Vishakha Rath

Contest:
2016-2017

Topic:
Saturn's Hexagon

School:
Plainview Old Bethpage Middle School, Plainview, NY

Teacher:
Joseph Morello


"Have you ever played this game where you gaze up at the clouds and try to imagine which animal each passing cloud depicts? Look, I think that looks like an elephant. But my friend may think that it looks like a dragon! We can conjure up different shapes because the clouds we see on Earth form no regular or fixed shape. However, what if I told you that there are clouds in our solar system that have worked together to maintain a perfect hexagon since we discovered them in 1981? You may be surprised and so were the scientists reviewing data from NASA's Voyager. This was no game anymore and indeed, they had discovered a hexagonal cloud formation surrounding Saturn's North Pole, a phenomenon that intrigues scientists even today.

Saturn's hexagon is nothing like any cloud system seen on Earth and defies our notion of clouds, making it an attractive target for further investigation. Earthly clouds are aimlessly drifting, temporary formations in the sky. On a stormy day, they are dark and loud, but that is as dramatic as it gets. Conversely, Saturn's clouds have been a hexagon for as long as we've known. Each side of the hexagon is 13,800 kilometers, which is more than the diameter of Earth itself. This giant rotating hexagon resembles a hurricane with a churning storm at the center and winds ranging up to 322 kilometers per hour taming their counterparts on Earth. The largest wind system recorded on Saturn is 3540 kilometers wide, also almost double the record on Earth.

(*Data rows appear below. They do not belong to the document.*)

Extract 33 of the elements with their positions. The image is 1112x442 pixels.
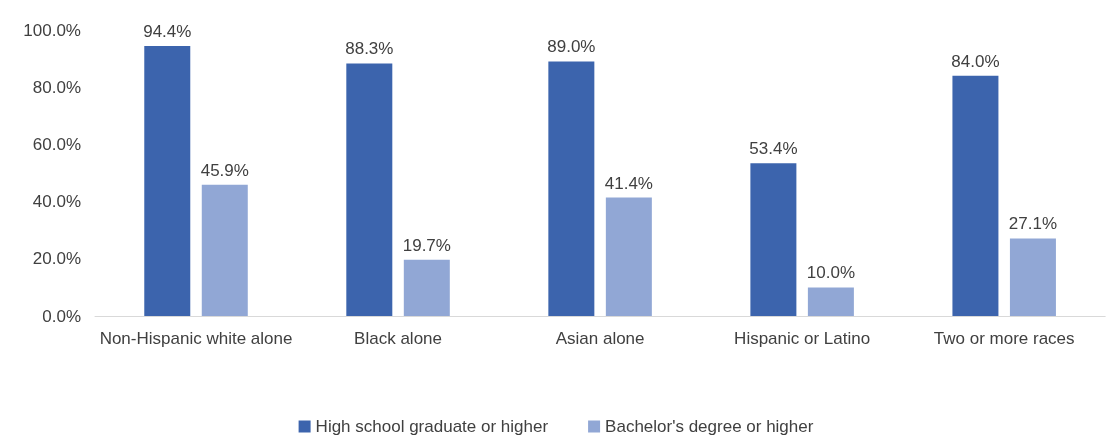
data-label: 53.4%	[749, 139, 798, 159]
legend-label: Bachelor's degree or higher	[605, 417, 814, 436]
x-tick-label: Non-Hispanic white alone	[99, 328, 293, 348]
x-tick-label: Two or more races	[933, 328, 1075, 348]
bar	[952, 75, 999, 316]
data-label: 27.1%	[1008, 214, 1058, 234]
x-tick-label: Hispanic or Latino	[734, 328, 871, 348]
x-tick-label: Asian alone	[555, 328, 645, 348]
data-label: 10.0%	[806, 263, 855, 283]
data-label: 84.0%	[951, 51, 1000, 71]
data-label: 41.4%	[604, 173, 653, 193]
data-label: 45.9%	[200, 160, 249, 180]
bar	[548, 61, 595, 316]
y-tick-label: 100.0%	[23, 20, 81, 40]
legend-label: High school graduate or higher	[315, 417, 549, 436]
bar	[605, 197, 652, 316]
bar	[144, 46, 191, 316]
data-label: 89.0%	[547, 37, 596, 57]
data-label: 88.3%	[345, 39, 394, 59]
bar	[201, 184, 248, 316]
bar	[807, 287, 854, 316]
y-tick-label: 40.0%	[32, 192, 81, 212]
y-tick-label: 20.0%	[32, 249, 81, 269]
y-tick-label: 0.0%	[42, 306, 81, 326]
bar	[750, 163, 797, 316]
bar	[1009, 238, 1056, 316]
y-tick-label: 80.0%	[32, 77, 81, 97]
data-label: 94.4%	[143, 22, 192, 42]
bar	[403, 259, 450, 316]
x-tick-label: Black alone	[354, 328, 443, 348]
data-label: 19.7%	[402, 235, 451, 255]
bar	[346, 63, 393, 316]
y-tick-label: 60.0%	[32, 134, 81, 154]
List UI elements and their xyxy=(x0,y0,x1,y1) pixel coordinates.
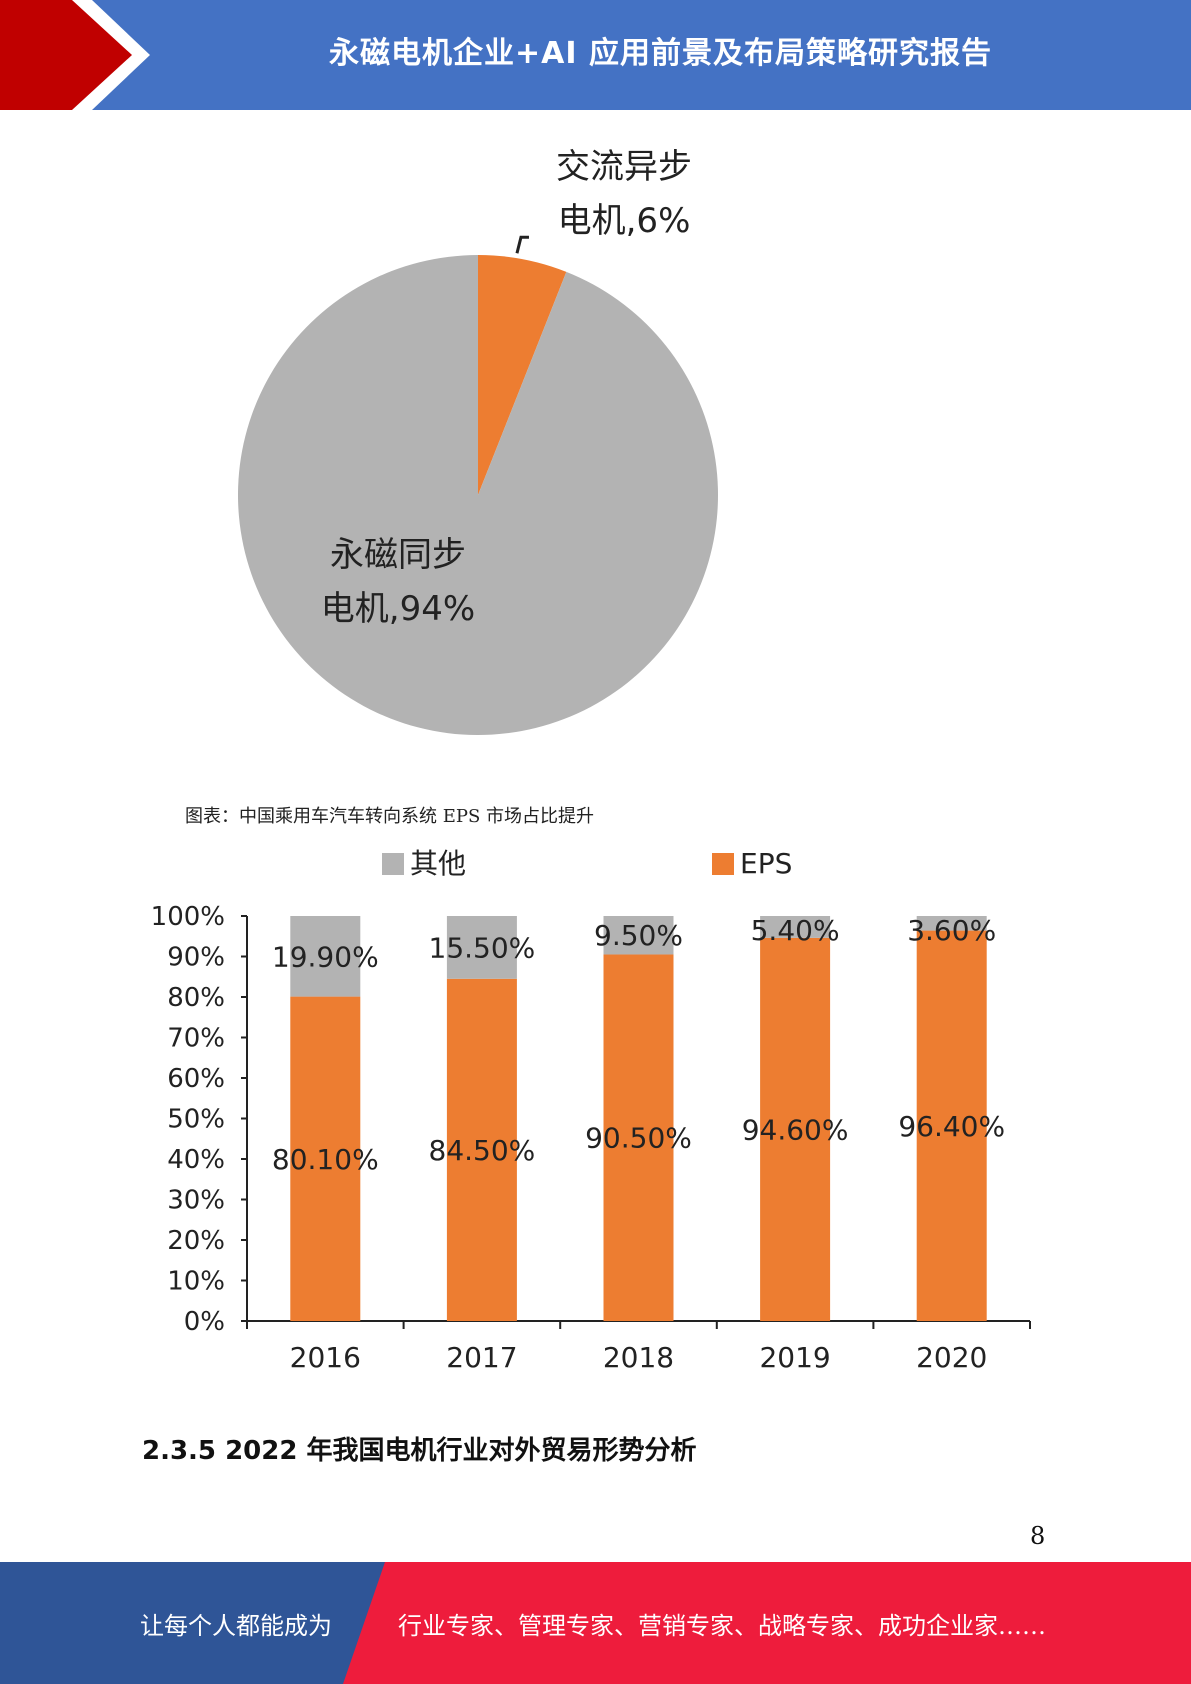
header-red-arrow xyxy=(0,0,132,110)
y-tick-label: 40% xyxy=(167,1145,225,1175)
legend-swatch xyxy=(712,853,734,875)
data-label: 3.60% xyxy=(907,914,996,947)
section-heading: 2.3.5 2022 年我国电机行业对外贸易形势分析 xyxy=(142,1436,697,1466)
figure-caption: 图表：中国乘用车汽车转向系统 EPS 市场占比提升 xyxy=(185,806,595,827)
y-tick-label: 70% xyxy=(167,1024,225,1054)
pie-slice-label: 电机,6% xyxy=(558,201,691,241)
legend-label: 其他 xyxy=(410,847,466,880)
pie-slice xyxy=(237,255,718,735)
pie-slice-label: 交流异步 xyxy=(556,147,692,187)
footer-banner xyxy=(0,1562,1191,1684)
x-tick-label: 2017 xyxy=(446,1341,517,1374)
pie-slice-label: 电机,94% xyxy=(321,589,475,629)
bar-segment xyxy=(290,996,361,1321)
page-header: 永磁电机企业+AI 应用前景及布局策略研究报告 xyxy=(0,0,1191,110)
y-tick-label: 100% xyxy=(151,902,225,932)
pie-leader-line xyxy=(515,235,529,254)
header-blue-bar xyxy=(0,0,1191,110)
data-label: 9.50% xyxy=(594,919,683,952)
y-tick-label: 20% xyxy=(167,1226,225,1256)
x-tick-label: 2020 xyxy=(916,1341,987,1374)
legend-swatch xyxy=(382,853,404,875)
bar-segment xyxy=(603,954,674,1321)
bar-segment xyxy=(916,916,987,931)
footer-red-bar xyxy=(343,1562,1191,1684)
data-label: 15.50% xyxy=(429,931,536,964)
data-label: 19.90% xyxy=(272,940,379,973)
page-footer: 让每个人都能成为 行业专家、管理专家、营销专家、战略专家、成功企业家…… xyxy=(0,1562,1191,1684)
legend-label: EPS xyxy=(740,847,792,880)
data-label: 5.40% xyxy=(751,914,840,947)
data-label: 84.50% xyxy=(429,1134,536,1167)
header-banner xyxy=(0,0,1191,110)
y-tick-label: 50% xyxy=(167,1105,225,1135)
y-tick-label: 80% xyxy=(167,983,225,1013)
y-tick-label: 90% xyxy=(167,943,225,973)
x-tick-label: 2018 xyxy=(603,1341,674,1374)
page-number: 8 xyxy=(1030,1522,1046,1550)
bar-segment xyxy=(760,916,831,938)
y-tick-label: 0% xyxy=(184,1307,225,1337)
x-tick-label: 2019 xyxy=(759,1341,830,1374)
data-label: 94.60% xyxy=(742,1113,849,1146)
y-tick-label: 30% xyxy=(167,1186,225,1216)
pie-slice-label: 永磁同步 xyxy=(330,535,466,575)
bar-segment xyxy=(916,930,987,1321)
bar-segment xyxy=(446,978,517,1321)
footer-slogan-right: 行业专家、管理专家、营销专家、战略专家、成功企业家…… xyxy=(398,1611,1046,1640)
bar-segment xyxy=(446,916,517,979)
bar-segment xyxy=(290,916,361,997)
pie-slice xyxy=(478,255,567,495)
bar-segment xyxy=(603,916,674,955)
y-tick-label: 60% xyxy=(167,1064,225,1094)
data-label: 90.50% xyxy=(585,1122,692,1155)
data-label: 96.40% xyxy=(898,1110,1005,1143)
header-title: 永磁电机企业+AI 应用前景及布局策略研究报告 xyxy=(329,36,992,71)
y-tick-label: 10% xyxy=(167,1267,225,1297)
stacked-bar-chart: 其他 EPS 0% 10% 20% 30% 40% 50% 60% 70% 80% 90% 100% 20… xyxy=(151,847,1031,1374)
bar-segment xyxy=(760,937,831,1321)
footer-slogan-left: 让每个人都能成为 xyxy=(140,1611,332,1640)
x-tick-label: 2016 xyxy=(290,1341,361,1374)
data-label: 80.10% xyxy=(272,1143,379,1176)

A big mystery is how the hexagon formed and what has preserved this shape over the decades. I wonder if what we already know about its size, storms, and the wind system can guide our understanding of its shape. Using this information, scientists at Oxford University tried to recapitulate the conditions on Saturn's North pole and observed what shapes can arise in the laboratory. They rotated a cylindrical tank of liquid at various speeds and noticed that this resulted in the formation of a six-sided shape. Scientists realized that the faster they spun, the less sides the polygon had, and vice versa. Although this experiment lends us insights into the mechanics of hexagon formation, many questions remain. For example, how is the hexagon maintained? Has it always been a hexagon, or did it evolve from another shape? Will it ever change shapes? Why is there no hexagon on Saturn's South pole? Do similar cloud formations exist elsewhere in the universe?

Efforts to understand Saturn's hexagon also inspire the study of hexagons much closer and more relevant to us. Hexagons are plentiful on Earth, but they exist in the microscopic realm compared to Saturn's. Viruses evolve rapidly, but continue to enclose their genomes in a hexagonal coat. Similarly, bees have evolved to build honeycombs with hexagonal cells to maximize space. Snowflakes and aromatic rings in molecules spontaneously form hexagons. This target launches us to uncover evolutionary parallels underlying diverse hexagon formations in the universe."